More recently, in early 2024, the IMF reiterated calls for phasing out petrol and electricity subsidies, estimating that maintaining them could cost Nigeria up to N2.33 trillion – equivalent to three percent of its GDP.
However, Falana highlighted that such prescriptions ignore the harsh realities on the ground, claiming that fuel prices have tripled post-removal.
He continued: “There’s no way you can remove subsidies completely; no country in the entire world has abolished subsidies completely.
“Even leading Western countries like the United States, the United Kingdom, France, and others subsidise electricity, agriculture, and many aspects of people’s lives.”

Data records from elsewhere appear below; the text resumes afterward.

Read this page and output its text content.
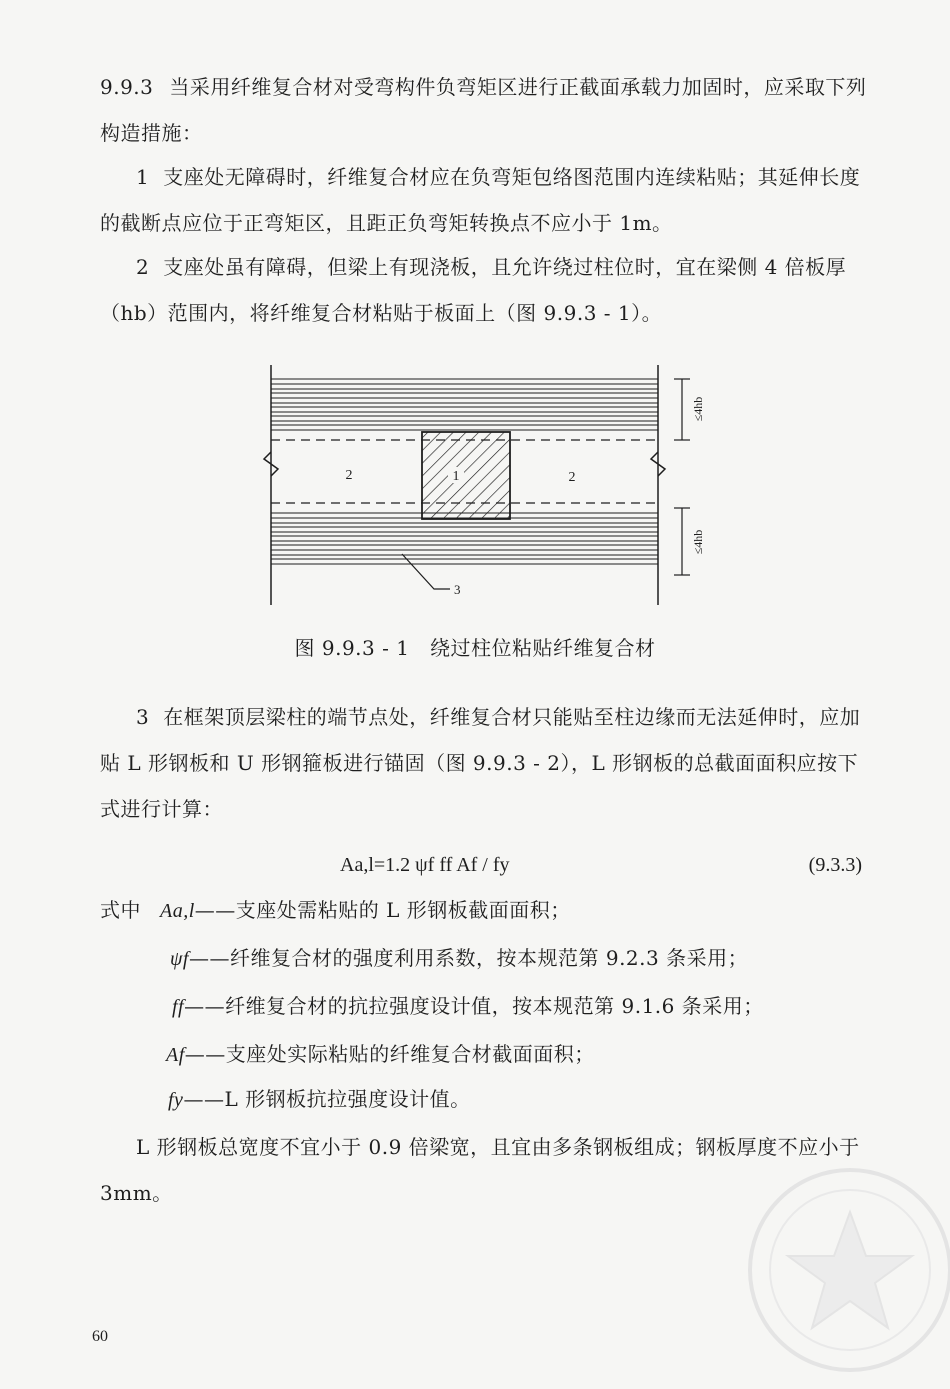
9.9.3 当采用纤维复合材对受弯构件负弯矩区进行正截面承载力加固时，应采取下列构造措施：

1 支座处无障碍时，纤维复合材应在负弯矩包络图范围内连续粘贴；其延伸长度的截断点应位于正弯矩区，且距正负弯矩转换点不应小于 1m。

2 支座处虽有障碍，但梁上有现浇板，且允许绕过柱位时，宜在梁侧 4 倍板厚（hb）范围内，将纤维复合材粘贴于板面上（图 9.9.3 - 1）。

1
2	2
3
≤4hb
≤4hb
图 9.9.3 - 1　绕过柱位粘贴纤维复合材

3 在框架顶层梁柱的端节点处，纤维复合材只能贴至柱边缘而无法延伸时，应加贴 L 形钢板和 U 形钢箍板进行锚固（图 9.9.3 - 2），L 形钢板的总截面面积应按下式进行计算：

Aa,l=1.2 ψf ff Af / fy	(9.3.3)
式中 Aa,l——支座处需粘贴的 L 形钢板截面面积；
ψf——纤维复合材的强度利用系数，按本规范第 9.2.3 条采用；
ff——纤维复合材的抗拉强度设计值，按本规范第 9.1.6 条采用；
Af——支座处实际粘贴的纤维复合材截面面积；
fy——L 形钢板抗拉强度设计值。

L 形钢板总宽度不宜小于 0.9 倍梁宽，且宜由多条钢板组成；钢板厚度不应小于 3mm。

60
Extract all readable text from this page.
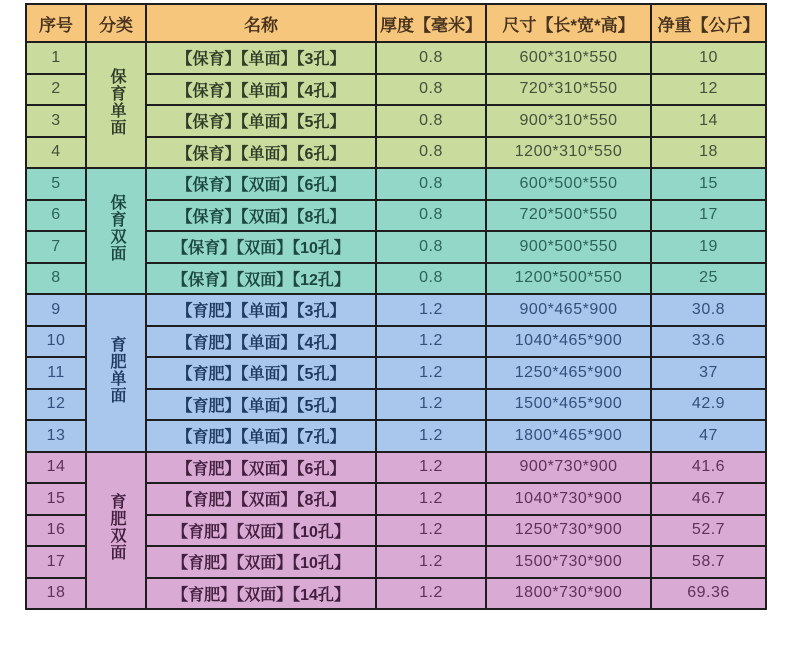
序号	分类	名称	厚度【毫米】	尺寸【长*宽*高】	净重【公斤】
1	保育单面	【保育】【单面】【3孔】	0.8	600*310*550	10
2		【保育】【单面】【4孔】	0.8	720*310*550	12
3		【保育】【单面】【5孔】	0.8	900*310*550	14
4		【保育】【单面】【6孔】	0.8	1200*310*550	18
5	保育双面	【保育】【双面】【6孔】	0.8	600*500*550	15
6		【保育】【双面】【8孔】	0.8	720*500*550	17
7		【保育】【双面】【10孔】	0.8	900*500*550	19
8		【保育】【双面】【12孔】	0.8	1200*500*550	25
9	育肥单面	【育肥】【单面】【3孔】	1.2	900*465*900	30.8
10		【育肥】【单面】【4孔】	1.2	1040*465*900	33.6
11		【育肥】【单面】【5孔】	1.2	1250*465*900	37
12		【育肥】【单面】【5孔】	1.2	1500*465*900	42.9
13		【育肥】【单面】【7孔】	1.2	1800*465*900	47
14	育肥双面	【育肥】【双面】【6孔】	1.2	900*730*900	41.6
15		【育肥】【双面】【8孔】	1.2	1040*730*900	46.7
16		【育肥】【双面】【10孔】	1.2	1250*730*900	52.7
17		【育肥】【双面】【10孔】	1.2	1500*730*900	58.7
18		【育肥】【双面】【14孔】	1.2	1800*730*900	69.36
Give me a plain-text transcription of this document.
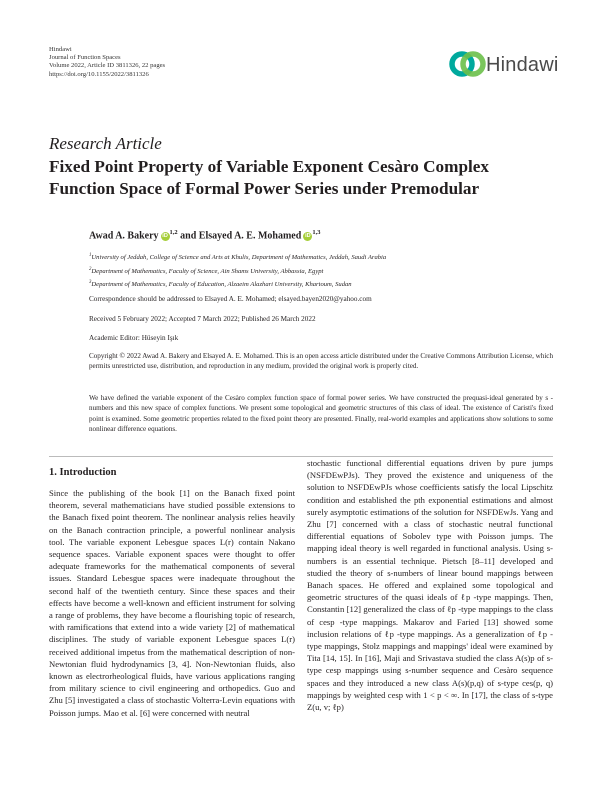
Hindawi
Journal of Function Spaces
Volume 2022, Article ID 3811326, 22 pages
https://doi.org/10.1155/2022/3811326	Hindawi
Research Article
Fixed Point Property of Variable Exponent Cesàro Complex Function Space of Formal Power Series under Premodular
Awad A. Bakery iD$^{1,2}$ and Elsayed A. E. Mohamed iD$^{1,3}$
$^1$University of Jeddah, College of Science and Arts at Khulis, Department of Mathematics, Jeddah, Saudi Arabia
$^2$Department of Mathematics, Faculty of Science, Ain Shams University, Abbassia, Egypt
$^3$Department of Mathematics, Faculty of Education, Alzaeim Alazhari University, Khartoum, Sudan
Correspondence should be addressed to Elsayed A. E. Mohamed; elsayed.bayen2020@yahoo.com
Received 5 February 2022; Accepted 7 March 2022; Published 26 March 2022
Academic Editor: Hüseyin Işık
Copyright © 2022 Awad A. Bakery and Elsayed A. E. Mohamed. This is an open access article distributed under the Creative Commons Attribution License, which permits unrestricted use, distribution, and reproduction in any medium, provided the original work is properly cited.
We have defined the variable exponent of the Cesàro complex function space of formal power series. We have constructed the prequasi-ideal generated by s -numbers and this new space of complex functions. We present some topological and geometric structures of this class of ideal. The existence of Caristi's fixed point is examined. Some geometric properties related to the fixed point theory are presented. Finally, real-world examples and applications show solutions to some nonlinear difference equations.
1. Introduction
Since the publishing of the book [1] on the Banach fixed point theorem, several mathematicians have studied possible extensions to the Banach fixed point theorem. The nonlinear analysis relies heavily on the Banach contraction principle, a powerful nonlinear analysis tool. The variable exponent Lebesgue spaces L(r) contain Nakano sequence spaces. Variable exponent spaces were thought to offer adequate frameworks for the mathematical components of several issues. Standard Lebesgue spaces were inadequate throughout the second half of the twentieth century. Since these spaces and their effects have become a well-known and efficient instrument for solving a range of problems, they have become a flourishing topic of research, with ramifications that extend into a wide variety [2] of mathematical disciplines. The study of variable exponent Lebesgue spaces L(r) received additional impetus from the mathematical description of non-Newtonian fluid hydrodynamics [3, 4]. Non-Newtonian fluids, also known as electrorheological fluids, have various applications ranging from military science to civil engineering and orthopedics. Guo and Zhu [5] investigated a class of stochastic Volterra-Levin equations with Poisson jumps. Mao et al. [6] were concerned with neutral
stochastic functional differential equations driven by pure jumps (NSFDEwPJs). They proved the existence and uniqueness of the solution to NSFDEwPJs whose coefficients satisfy the local Lipschitz condition and established the pth exponential estimations and almost surely asymptotic estimations of the solution for NSFDEwJs. Yang and Zhu [7] concerned with a class of stochastic neutral functional differential equations of Sobolev type with Poisson jumps. The mapping ideal theory is well regarded in functional analysis. Using s-numbers is an essential technique. Pietsch [8–11] developed and studied the theory of s-numbers of linear bound mappings between Banach spaces. He offered and explained some topological and geometric structures of the quasi ideals of ℓp -type mappings. Then, Constantin [12] generalized the class of ℓp -type mappings to the class of cesp -type mappings. Makarov and Faried [13] showed some inclusion relations of ℓp -type mappings. As a generalization of ℓp -type mappings, Stolz mappings and mappings' ideal were examined by Tita [14, 15]. In [16], Maji and Srivastava studied the class A(s)p of s-type cesp mappings using s-number sequence and Cesàro sequence spaces and they introduced a new class A(s)(p,q) of s-type ces(p, q) mappings by weighted cesp with 1 < p < ∞. In [17], the class of s-type Z(u, v; ℓp)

Speaking on the planned five percent fuel surcharge, Falana urged the government to avoid worsening economic hardship.
He said the government should first remit funds owed to the Federal Roads Maintenance Agency (FERMA), while insisting that Nigerians should not be asked to bear fresh taxes.
He stated: “The provision was clear: 40 percent for federal roads, 60 percent for state roads; sadly, the government never implemented it.
“We asked FERMA in 2011 how much was collected; they replied that the government never gave them a kobo.
“The money was deducted but not remitted; this new tax should first address those missing collections,” Falana added.
“By 2022, even the Senate confirmed that over one trillion naira was owed to FERMA.
“Before introducing new levies, the government must tell Nigerians what happened to the earlier deductions.”